Mercer County Historical Society.  Mercer County Pennsylvania:Pictorial History 1800-2000.  Donnnig Company Publishers, 2001.


           

Saturday, August 16, 2014

Let the Mystery Be?


Iris Dement sings that, while everyone wants to know where we came from and where we are going, she is happy to “let the mystery be.”  I tend to agree with her at one level, but at another I am just too curious, I guess.  I am at an age where the curiosity is becoming more immediate.  It is one thing to wonder in June what Santa Claus will bring; it is another to be listening for reindeer hooves on Christmas Eve!

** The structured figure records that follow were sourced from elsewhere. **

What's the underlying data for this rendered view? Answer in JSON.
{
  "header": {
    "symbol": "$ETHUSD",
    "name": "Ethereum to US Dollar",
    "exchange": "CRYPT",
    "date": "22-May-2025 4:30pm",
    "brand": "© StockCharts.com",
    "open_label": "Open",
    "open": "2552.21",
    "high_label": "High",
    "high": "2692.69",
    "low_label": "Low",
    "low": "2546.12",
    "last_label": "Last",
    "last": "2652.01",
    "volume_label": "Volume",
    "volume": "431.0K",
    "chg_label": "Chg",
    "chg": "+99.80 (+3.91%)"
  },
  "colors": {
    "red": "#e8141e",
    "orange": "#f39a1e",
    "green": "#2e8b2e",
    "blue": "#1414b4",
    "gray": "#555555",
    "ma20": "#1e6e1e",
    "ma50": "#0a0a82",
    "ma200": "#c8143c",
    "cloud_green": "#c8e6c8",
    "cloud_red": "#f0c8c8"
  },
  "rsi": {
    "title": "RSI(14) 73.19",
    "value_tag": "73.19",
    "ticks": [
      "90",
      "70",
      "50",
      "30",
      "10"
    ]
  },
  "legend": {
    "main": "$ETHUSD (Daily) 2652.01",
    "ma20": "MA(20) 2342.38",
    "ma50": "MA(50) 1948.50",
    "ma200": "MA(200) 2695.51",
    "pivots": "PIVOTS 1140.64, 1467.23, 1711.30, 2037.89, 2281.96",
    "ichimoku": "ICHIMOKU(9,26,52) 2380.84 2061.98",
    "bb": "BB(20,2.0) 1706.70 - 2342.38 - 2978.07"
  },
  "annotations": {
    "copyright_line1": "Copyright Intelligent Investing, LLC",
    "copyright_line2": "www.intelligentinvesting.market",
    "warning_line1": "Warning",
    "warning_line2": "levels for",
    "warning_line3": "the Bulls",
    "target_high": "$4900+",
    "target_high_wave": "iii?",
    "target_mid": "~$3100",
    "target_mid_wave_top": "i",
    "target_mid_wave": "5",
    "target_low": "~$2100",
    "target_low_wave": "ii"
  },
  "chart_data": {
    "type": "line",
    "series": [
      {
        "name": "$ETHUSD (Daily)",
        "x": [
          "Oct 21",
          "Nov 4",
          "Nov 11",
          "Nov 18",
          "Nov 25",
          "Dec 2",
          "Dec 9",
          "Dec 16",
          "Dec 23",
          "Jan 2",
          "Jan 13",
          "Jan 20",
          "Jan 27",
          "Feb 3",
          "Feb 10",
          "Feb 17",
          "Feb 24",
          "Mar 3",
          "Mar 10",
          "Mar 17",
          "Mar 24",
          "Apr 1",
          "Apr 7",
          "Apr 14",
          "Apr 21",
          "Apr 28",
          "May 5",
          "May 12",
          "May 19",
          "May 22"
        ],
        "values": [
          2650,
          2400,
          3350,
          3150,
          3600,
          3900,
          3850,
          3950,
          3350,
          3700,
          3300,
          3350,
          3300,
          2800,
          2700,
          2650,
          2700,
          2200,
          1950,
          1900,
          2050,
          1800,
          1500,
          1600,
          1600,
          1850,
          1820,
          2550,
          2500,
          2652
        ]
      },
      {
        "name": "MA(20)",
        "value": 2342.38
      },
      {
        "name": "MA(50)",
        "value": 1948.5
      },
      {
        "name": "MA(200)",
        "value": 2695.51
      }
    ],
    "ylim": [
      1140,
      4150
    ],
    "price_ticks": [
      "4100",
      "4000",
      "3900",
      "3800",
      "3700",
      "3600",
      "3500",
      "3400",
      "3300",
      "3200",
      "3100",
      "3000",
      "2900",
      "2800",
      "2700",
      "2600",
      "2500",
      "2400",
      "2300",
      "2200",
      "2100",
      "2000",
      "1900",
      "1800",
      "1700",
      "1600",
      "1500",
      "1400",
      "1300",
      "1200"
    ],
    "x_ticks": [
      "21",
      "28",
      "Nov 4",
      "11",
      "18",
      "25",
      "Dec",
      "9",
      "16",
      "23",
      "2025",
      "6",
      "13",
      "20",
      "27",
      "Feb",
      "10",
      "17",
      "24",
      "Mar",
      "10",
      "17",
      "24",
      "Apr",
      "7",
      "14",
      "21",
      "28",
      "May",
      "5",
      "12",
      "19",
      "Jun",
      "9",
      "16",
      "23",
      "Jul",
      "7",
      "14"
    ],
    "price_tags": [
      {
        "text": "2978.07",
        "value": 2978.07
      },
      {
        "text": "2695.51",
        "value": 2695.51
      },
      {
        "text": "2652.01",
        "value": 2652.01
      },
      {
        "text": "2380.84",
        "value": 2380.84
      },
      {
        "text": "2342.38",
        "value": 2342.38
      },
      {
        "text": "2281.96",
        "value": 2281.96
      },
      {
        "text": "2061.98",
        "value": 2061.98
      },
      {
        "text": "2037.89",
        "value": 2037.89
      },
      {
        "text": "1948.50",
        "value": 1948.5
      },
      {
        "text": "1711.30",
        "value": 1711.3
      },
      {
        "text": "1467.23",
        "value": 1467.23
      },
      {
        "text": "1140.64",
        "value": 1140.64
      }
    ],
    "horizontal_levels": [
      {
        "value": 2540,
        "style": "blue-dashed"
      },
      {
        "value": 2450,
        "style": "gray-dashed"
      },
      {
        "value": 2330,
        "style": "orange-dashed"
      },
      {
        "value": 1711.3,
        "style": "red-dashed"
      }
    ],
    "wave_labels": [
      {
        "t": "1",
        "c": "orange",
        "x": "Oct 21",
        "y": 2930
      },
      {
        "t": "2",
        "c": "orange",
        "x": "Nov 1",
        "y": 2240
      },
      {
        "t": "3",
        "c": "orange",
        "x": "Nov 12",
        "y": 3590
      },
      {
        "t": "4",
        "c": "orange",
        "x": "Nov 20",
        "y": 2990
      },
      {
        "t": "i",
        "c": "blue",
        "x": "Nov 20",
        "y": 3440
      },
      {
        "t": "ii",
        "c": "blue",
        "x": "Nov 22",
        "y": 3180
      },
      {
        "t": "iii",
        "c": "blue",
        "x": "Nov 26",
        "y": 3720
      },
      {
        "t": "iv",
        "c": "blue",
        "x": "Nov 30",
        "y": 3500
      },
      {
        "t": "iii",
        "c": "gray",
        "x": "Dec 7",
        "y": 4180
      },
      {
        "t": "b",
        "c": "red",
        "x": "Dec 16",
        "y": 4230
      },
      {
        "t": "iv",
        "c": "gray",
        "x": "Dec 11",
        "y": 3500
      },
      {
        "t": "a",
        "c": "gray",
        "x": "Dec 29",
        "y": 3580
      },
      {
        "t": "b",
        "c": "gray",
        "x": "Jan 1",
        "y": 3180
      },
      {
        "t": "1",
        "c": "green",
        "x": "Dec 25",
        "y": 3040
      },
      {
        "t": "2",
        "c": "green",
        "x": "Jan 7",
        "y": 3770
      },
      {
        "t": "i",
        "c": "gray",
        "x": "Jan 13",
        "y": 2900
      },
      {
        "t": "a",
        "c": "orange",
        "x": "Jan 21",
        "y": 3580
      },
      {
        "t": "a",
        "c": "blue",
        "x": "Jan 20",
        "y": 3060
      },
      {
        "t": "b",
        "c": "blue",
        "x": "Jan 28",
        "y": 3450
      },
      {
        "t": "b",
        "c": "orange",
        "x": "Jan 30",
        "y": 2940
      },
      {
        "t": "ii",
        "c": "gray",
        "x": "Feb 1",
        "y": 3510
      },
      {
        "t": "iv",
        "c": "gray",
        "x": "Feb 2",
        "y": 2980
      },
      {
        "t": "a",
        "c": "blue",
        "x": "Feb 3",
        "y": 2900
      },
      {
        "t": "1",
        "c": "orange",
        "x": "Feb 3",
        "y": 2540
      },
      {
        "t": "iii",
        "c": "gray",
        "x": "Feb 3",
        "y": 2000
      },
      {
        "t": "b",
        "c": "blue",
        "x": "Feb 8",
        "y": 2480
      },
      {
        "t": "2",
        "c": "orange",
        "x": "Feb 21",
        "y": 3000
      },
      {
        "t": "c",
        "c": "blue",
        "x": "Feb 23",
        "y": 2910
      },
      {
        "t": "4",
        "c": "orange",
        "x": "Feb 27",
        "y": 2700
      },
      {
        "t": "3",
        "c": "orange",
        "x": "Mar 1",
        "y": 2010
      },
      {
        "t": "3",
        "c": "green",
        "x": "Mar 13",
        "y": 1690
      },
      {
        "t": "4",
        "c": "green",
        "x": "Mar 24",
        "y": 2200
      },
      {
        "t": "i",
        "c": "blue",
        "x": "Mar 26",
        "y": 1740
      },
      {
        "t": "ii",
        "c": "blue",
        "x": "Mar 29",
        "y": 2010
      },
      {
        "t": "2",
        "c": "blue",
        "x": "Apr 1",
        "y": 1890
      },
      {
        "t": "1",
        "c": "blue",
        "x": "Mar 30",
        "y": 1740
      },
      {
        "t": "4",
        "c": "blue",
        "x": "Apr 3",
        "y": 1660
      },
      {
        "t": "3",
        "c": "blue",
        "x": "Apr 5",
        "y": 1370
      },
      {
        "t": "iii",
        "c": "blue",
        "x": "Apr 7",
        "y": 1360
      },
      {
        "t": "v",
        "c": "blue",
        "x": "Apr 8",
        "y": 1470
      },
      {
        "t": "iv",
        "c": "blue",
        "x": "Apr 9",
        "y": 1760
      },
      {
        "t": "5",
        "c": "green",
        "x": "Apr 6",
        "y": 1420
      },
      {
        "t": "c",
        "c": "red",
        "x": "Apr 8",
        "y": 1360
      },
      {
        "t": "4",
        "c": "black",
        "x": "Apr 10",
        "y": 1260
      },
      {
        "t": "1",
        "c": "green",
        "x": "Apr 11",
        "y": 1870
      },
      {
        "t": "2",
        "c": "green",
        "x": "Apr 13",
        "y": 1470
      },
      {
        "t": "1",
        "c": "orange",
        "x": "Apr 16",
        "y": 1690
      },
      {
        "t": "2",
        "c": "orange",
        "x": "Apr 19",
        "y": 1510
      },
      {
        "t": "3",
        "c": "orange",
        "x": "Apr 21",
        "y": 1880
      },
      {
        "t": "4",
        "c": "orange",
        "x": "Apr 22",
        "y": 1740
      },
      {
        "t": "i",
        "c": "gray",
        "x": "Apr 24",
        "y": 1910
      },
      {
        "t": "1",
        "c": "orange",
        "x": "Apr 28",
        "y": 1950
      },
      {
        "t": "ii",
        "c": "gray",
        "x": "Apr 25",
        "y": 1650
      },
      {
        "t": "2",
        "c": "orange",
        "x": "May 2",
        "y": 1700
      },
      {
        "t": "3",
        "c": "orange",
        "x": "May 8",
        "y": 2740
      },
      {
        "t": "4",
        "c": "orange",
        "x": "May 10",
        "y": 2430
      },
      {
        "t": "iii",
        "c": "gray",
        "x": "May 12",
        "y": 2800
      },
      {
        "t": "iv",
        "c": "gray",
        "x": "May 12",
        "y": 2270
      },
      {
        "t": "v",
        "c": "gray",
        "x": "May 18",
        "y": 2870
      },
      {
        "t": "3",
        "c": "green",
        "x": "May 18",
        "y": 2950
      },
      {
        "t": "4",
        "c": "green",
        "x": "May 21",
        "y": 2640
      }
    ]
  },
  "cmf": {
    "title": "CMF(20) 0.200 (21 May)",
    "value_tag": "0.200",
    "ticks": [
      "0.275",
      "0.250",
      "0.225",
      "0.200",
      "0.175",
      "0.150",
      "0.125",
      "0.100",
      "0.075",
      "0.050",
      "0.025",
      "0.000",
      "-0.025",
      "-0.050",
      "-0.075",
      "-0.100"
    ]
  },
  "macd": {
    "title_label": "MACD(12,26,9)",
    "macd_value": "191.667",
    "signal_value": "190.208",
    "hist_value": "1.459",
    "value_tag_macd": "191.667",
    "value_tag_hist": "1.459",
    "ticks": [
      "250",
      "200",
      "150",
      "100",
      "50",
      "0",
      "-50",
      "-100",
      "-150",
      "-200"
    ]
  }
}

We have many different creation myths around the world.  I don’t take any of them literally.  They are all attempts by people to understand their world and, especially, that part of their world that they cannot experience through the five senses.  Today, of course, we know that there is much more out there than we can know through the five senses.   We know that there are three—maybe four if time really is one—dimensions; but what if there are four more that we cannot quite sense?  We can experience matter, but science tells us that there is an equal amount of anti-matter all around us and in and out of us.  Is there one universe or do we live in a small corner of a multi-verse?  

Increasingly, I feel like a caterpillar just about to start making its cocoon.  Does a caterpillar know, when he is making the cocoon, that he will transform into a butterfly?  Perhaps this life of ours is just the cocoon-building part of things, and we will wake one day into a new dimension or into an anti-matter world.  Or not.  It is more than a bit humbling to know that we can't perceive the totality of this vast reality of ours. 

Regardless, it is just a bit more fun to explore the mystery—even if we can’t know the truth—than to simply let the mystery be.